PhD Student, Department of Computer Science
University of California, Irvine

YouTube Stream: https://youtu.be/Yl_aCTieVqc

Computational protein design (CPD) is the task of creating new proteins to fulfill a desired function. In this talk, I will share work recently accepted at UAI 2022 based on a new formulation of CPD as a graphical model designed for optimizing subunit binding affinity. These new methods showed promising results when compared with state-of-the-art algorithm BBK* that is part of a long-time developed software package dedicated to CPD. In the talk, I will first describe CPD in general and for optimizing a quantity called K* (which approximates binding affinity). I will relate this to the well known task of MMAP for which many powerful algorithms have been recently developed and from which our methods are inspired. Next I will give a preview of the promising results of our new framework. I will then go on to describe the framework, presenting the formulation of the problem as a graphical model for K* optimization and introducing a weighted mini-bucket heuristic for bounding K* and guiding search. Finally, I will share our algorithm AOBB-K* and modifications that can enhance it, describing some of the empirical benefits and limitations of our scheme. To conclude, I will outline some future directions for advancing the use of this framework.
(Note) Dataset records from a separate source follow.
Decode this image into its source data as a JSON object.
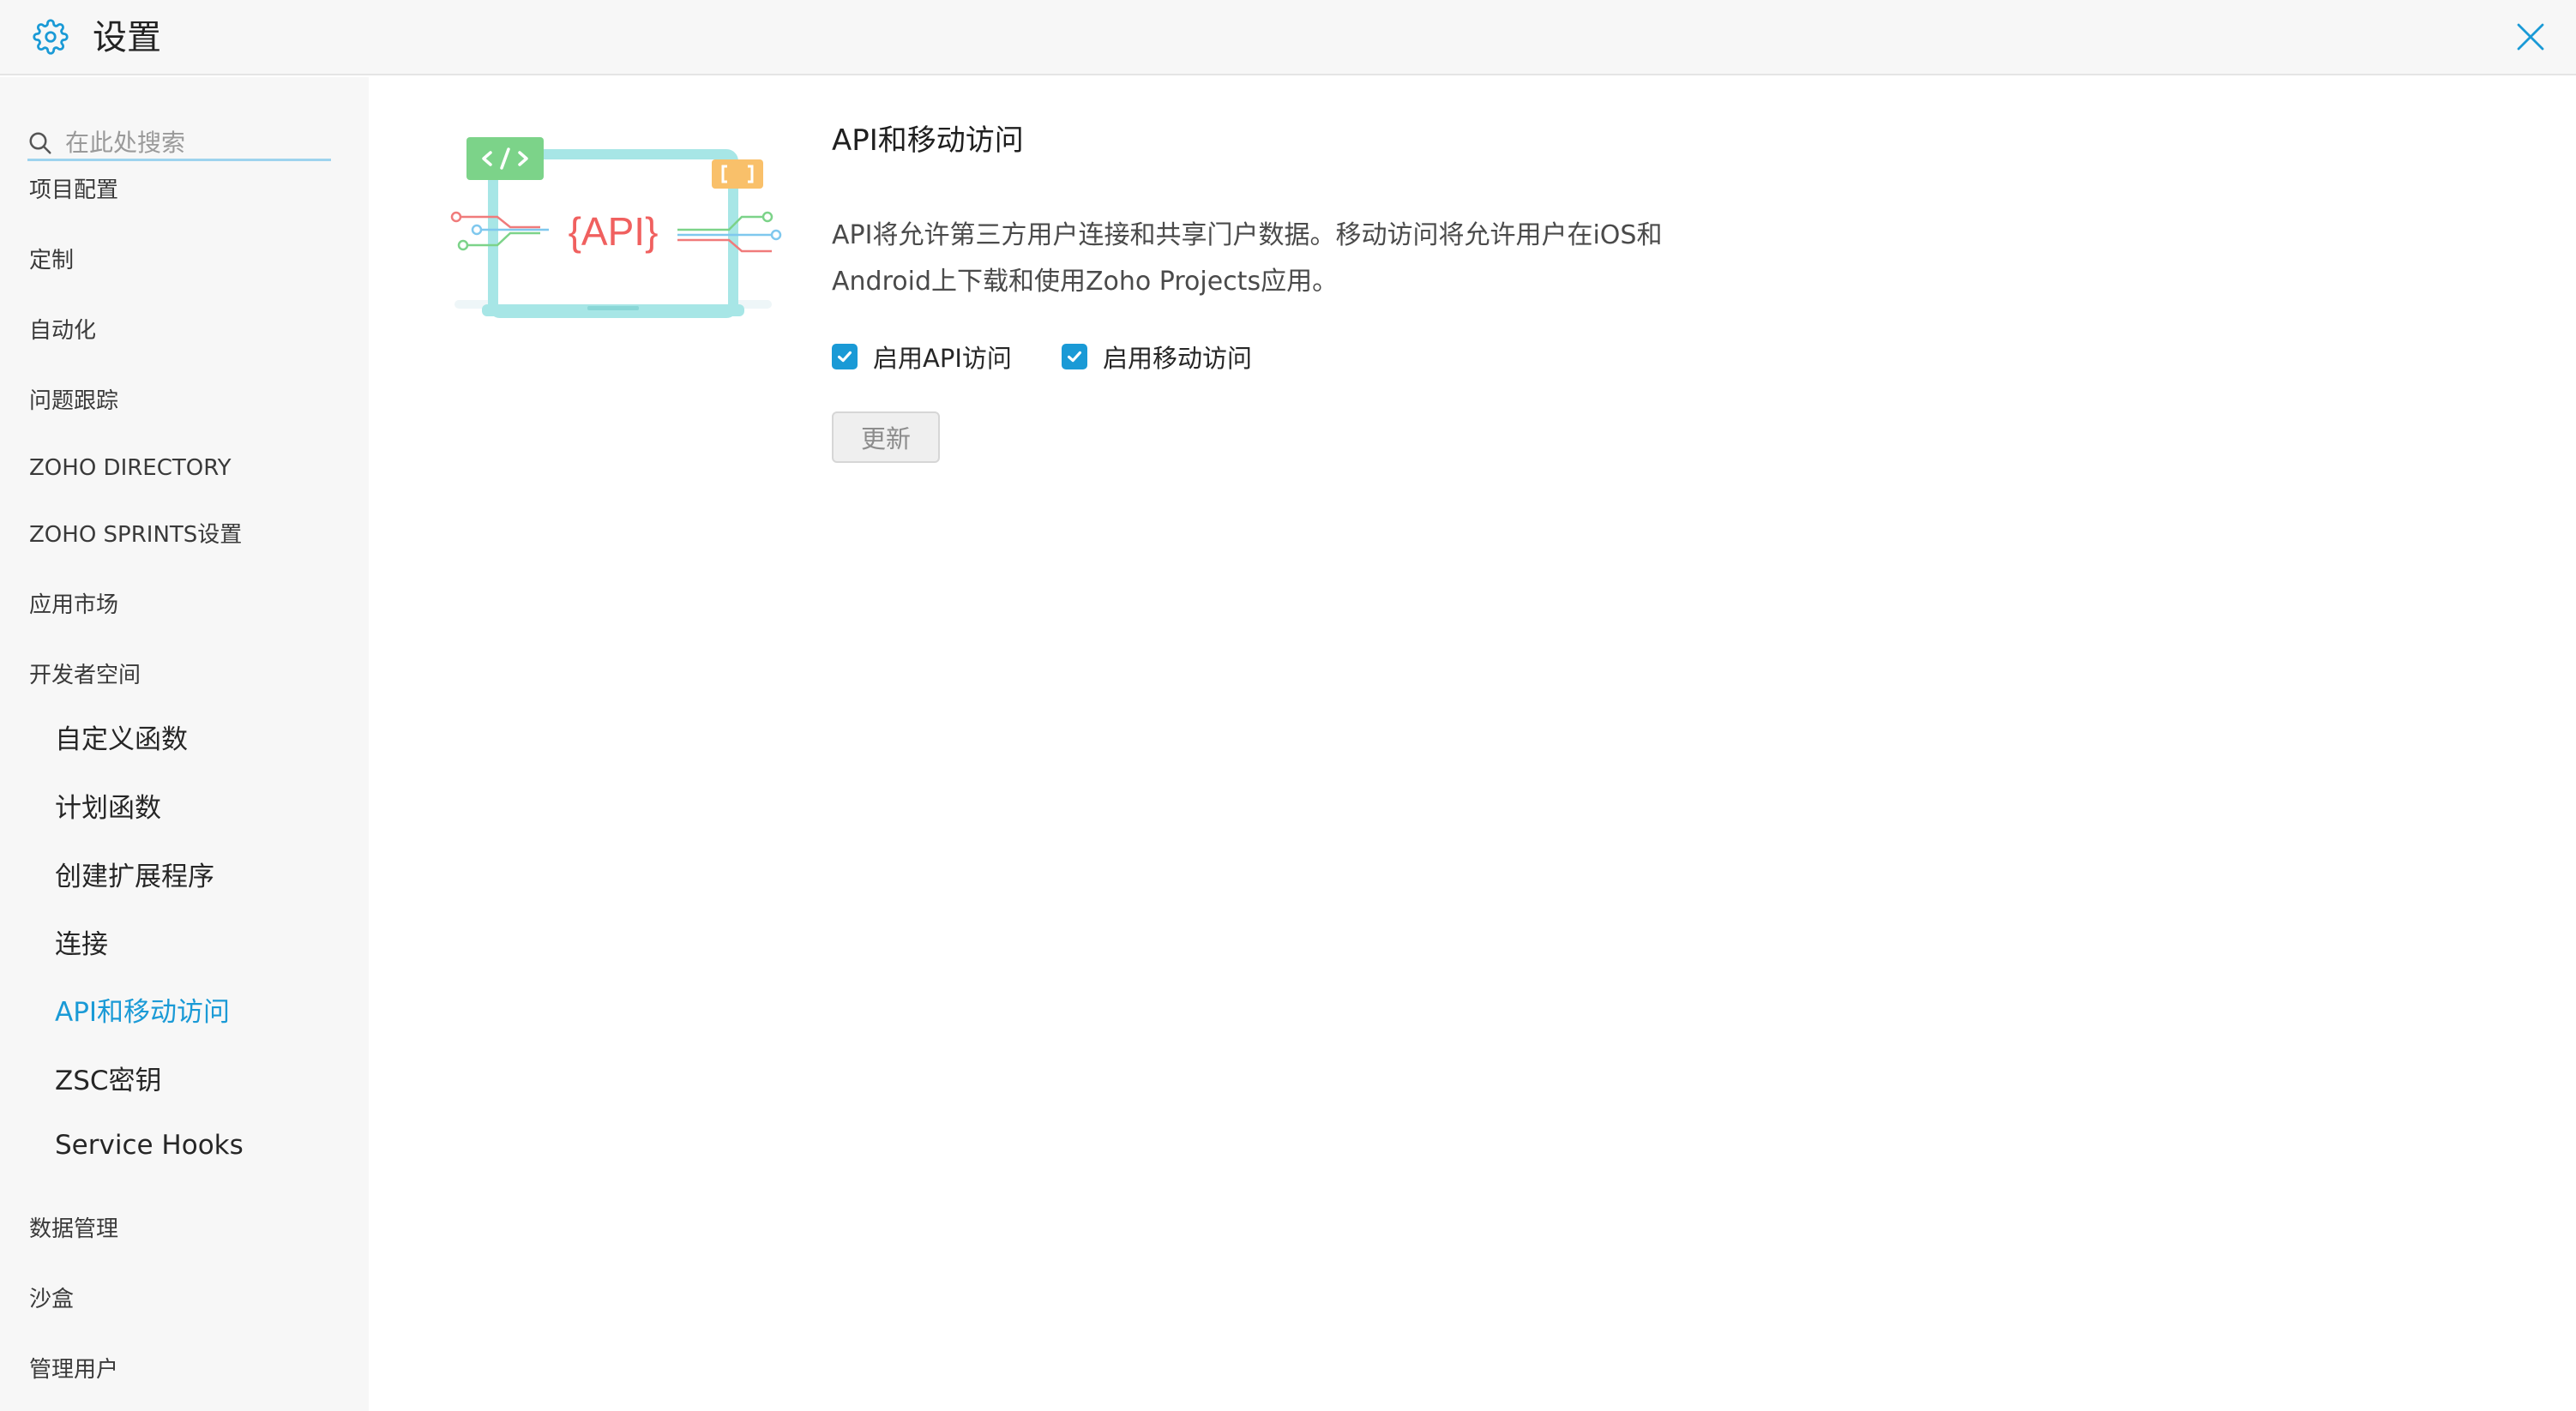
{
  "header": {
    "title": "设置",
    "settings_icon": "gear-icon",
    "close_icon": "close-icon",
    "accent_color": "#1a9ad6"
  },
  "sidebar": {
    "search": {
      "placeholder": "在此处搜索",
      "value": ""
    },
    "items": [
      {
        "label": "项目配置"
      },
      {
        "label": "定制"
      },
      {
        "label": "自动化"
      },
      {
        "label": "问题跟踪"
      },
      {
        "label": "ZOHO DIRECTORY"
      },
      {
        "label": "ZOHO SPRINTS设置"
      },
      {
        "label": "应用市场"
      },
      {
        "label": "开发者空间"
      }
    ],
    "sub_items": [
      {
        "label": "自定义函数"
      },
      {
        "label": "计划函数"
      },
      {
        "label": "创建扩展程序"
      },
      {
        "label": "连接"
      },
      {
        "label": "API和移动访问",
        "active": true
      },
      {
        "label": "ZSC密钥"
      },
      {
        "label": "Service Hooks"
      }
    ],
    "bottom_items": [
      {
        "label": "数据管理"
      },
      {
        "label": "沙盒"
      },
      {
        "label": "管理用户"
      }
    ]
  },
  "main": {
    "illustration_text": "{API}",
    "title": "API和移动访问",
    "description_lines": [
      "API将允许第三方用户连接和共享门户数据。移动访问将允许用户在iOS和",
      "Android上下载和使用Zoho Projects应用。"
    ],
    "checkboxes": [
      {
        "label": "启用API访问",
        "checked": true
      },
      {
        "label": "启用移动访问",
        "checked": true
      }
    ],
    "update_button": "更新"
  }
}
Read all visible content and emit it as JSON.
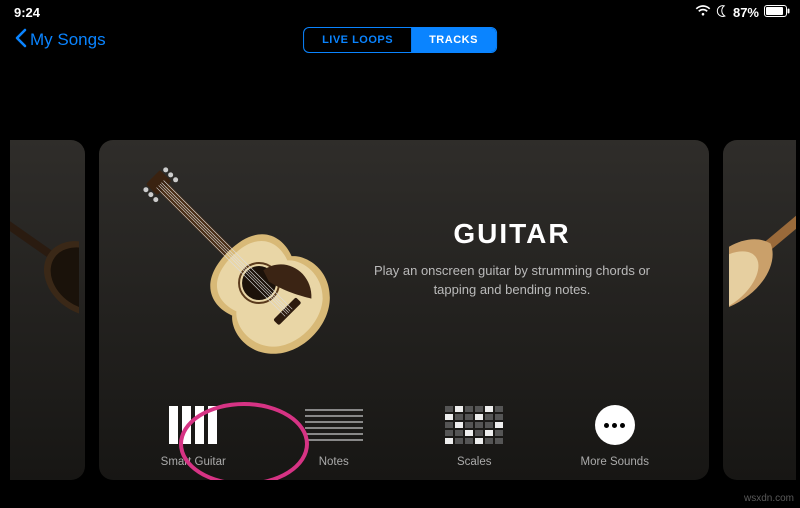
{
  "status": {
    "time": "9:24",
    "battery_pct": "87%"
  },
  "nav": {
    "back_label": "My Songs",
    "segments": {
      "live_loops": "LIVE LOOPS",
      "tracks": "TRACKS"
    }
  },
  "instrument": {
    "title": "GUITAR",
    "description": "Play an onscreen guitar by strumming chords or tapping and bending notes."
  },
  "options": {
    "smart_guitar": "Smart Guitar",
    "notes": "Notes",
    "scales": "Scales",
    "more_sounds": "More Sounds"
  },
  "watermark": "wsxdn.com"
}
Bio: Bobak Pezeshki is a fifth year PhD student of Computer Science at the University of California, Irvine, under advisement of Professor Rina Dechter. His research focus is in automated reasoning over graphical models with focus in Abstraction Sampling and applying automated reasoning over graphical models to computational protein design. He completed his undergraduate studies at UC Berkeley majoring in Molecular and Cell Biology (with an emphasis in Biochemistry) and Integrative Biology. Before pursuing his PhD at UCI, he was involved in protein biochemistry research at the Stroud Lab, UCSF, and at Novartis Vaccines and Diagnostics.